Les moutons n’ont pas sans doute été faits absolument pour être cuits & mangés, puisque plusieurs nations s’abstiennent de cette horreur. Les hommes ne sont pas créés essentiellement pour se massacrer, puisque les brames & les quakers ne tuent personne ; mais la pâte dont nous sommes pétris produit souvent des massacres, comme elle produit des calomnies, des vanités, des persécutions & des impertinences. Ce n’est pas que la formation de l’homme soit précisément la cause finale de nos fureurs & de nos sottises ; car une cause finale est universelle & invariable en tout tems & en tout lieu. Mais les horreurs & les absurdités de l’espèce humaine n’en sont pas moins dans l’ordre éternel des choses. Quand nous battons notre bled, le fléau est la cause finale de la séparation du grain ; mais si ce fléau en battant mon grain écrase mille insectes, ce n’est pas par ma volonté déterminée, ce n’est pas non plus par hasard ; c’est que ces insectes se sont trouvés cette fois sous mon fléau, & qu’ils devaient s’y trouver.

C’est une suite de la nature des choses, qu’un homme soit ambitieux, que cet homme enrégimente quelquefois d’autres hommes, qu’il soit vainqueur, ou qu’il soit battu ; mais jamais on ne pourra dire, L’homme a été créé de Dieu pour être tué à la guerre.
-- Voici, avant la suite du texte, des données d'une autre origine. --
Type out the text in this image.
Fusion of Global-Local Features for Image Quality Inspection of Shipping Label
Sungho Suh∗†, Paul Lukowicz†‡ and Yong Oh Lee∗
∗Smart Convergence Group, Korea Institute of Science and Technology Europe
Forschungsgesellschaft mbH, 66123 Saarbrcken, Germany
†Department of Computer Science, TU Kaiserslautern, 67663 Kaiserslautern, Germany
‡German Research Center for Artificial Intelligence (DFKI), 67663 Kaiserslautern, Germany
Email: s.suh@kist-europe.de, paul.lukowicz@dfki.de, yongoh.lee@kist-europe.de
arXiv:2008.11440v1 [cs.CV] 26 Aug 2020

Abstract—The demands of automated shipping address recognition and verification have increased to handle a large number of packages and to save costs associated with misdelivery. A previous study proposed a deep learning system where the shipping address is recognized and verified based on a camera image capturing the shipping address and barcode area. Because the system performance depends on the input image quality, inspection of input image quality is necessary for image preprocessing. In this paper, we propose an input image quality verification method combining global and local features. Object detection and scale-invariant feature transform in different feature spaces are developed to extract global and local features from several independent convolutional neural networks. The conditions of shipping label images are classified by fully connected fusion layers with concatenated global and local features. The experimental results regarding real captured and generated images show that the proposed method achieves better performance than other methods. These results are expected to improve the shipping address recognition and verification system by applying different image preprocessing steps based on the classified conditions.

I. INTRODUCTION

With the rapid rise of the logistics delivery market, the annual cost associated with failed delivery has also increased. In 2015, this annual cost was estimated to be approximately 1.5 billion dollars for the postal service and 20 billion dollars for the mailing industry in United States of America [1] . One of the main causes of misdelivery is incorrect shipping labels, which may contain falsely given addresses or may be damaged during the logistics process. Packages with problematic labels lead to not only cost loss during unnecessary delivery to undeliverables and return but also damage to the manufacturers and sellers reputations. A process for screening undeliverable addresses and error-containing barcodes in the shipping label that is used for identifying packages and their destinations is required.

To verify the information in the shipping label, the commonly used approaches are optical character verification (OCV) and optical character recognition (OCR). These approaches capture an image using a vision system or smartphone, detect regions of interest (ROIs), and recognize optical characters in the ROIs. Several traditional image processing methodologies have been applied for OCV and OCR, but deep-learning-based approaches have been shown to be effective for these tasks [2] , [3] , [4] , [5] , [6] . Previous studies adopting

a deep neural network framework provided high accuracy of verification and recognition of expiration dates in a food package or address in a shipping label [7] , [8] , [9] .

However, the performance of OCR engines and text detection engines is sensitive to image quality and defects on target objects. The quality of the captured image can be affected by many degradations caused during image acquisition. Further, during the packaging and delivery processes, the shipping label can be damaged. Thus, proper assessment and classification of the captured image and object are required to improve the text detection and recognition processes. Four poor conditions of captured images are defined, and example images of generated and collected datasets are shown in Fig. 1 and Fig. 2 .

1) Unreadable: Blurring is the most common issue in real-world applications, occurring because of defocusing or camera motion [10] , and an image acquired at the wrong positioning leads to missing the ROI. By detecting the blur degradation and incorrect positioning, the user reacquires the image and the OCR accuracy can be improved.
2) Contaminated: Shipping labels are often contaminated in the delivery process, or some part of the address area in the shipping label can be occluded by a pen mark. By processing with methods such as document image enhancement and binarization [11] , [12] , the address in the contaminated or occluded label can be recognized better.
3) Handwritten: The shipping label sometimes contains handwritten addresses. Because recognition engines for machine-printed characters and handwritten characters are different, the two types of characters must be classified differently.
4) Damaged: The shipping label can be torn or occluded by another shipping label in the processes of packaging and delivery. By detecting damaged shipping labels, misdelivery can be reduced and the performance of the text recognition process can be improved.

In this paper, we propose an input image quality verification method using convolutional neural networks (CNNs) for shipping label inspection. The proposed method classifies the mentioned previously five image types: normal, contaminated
Les instrumens que nous a donnés la nature ne peuvent être toûjours des causes finales en mouvement qui aient leur effet immanquable. Les yeux donnés pour voir ne sont pas toûjours ouverts ; chaque sens a ses tems de repos. Il y a même des sens dont on ne fait jamais d’usage. Par exemple, une malheureuse imbécile enfermée dans un cloître à quatorze ans, ferme pour jamais chez elle la porte dont devait sortir une génération nouvelle ; mais la cause finale n’en subsiste pas moins, elle agira dès qu’elle sera libre.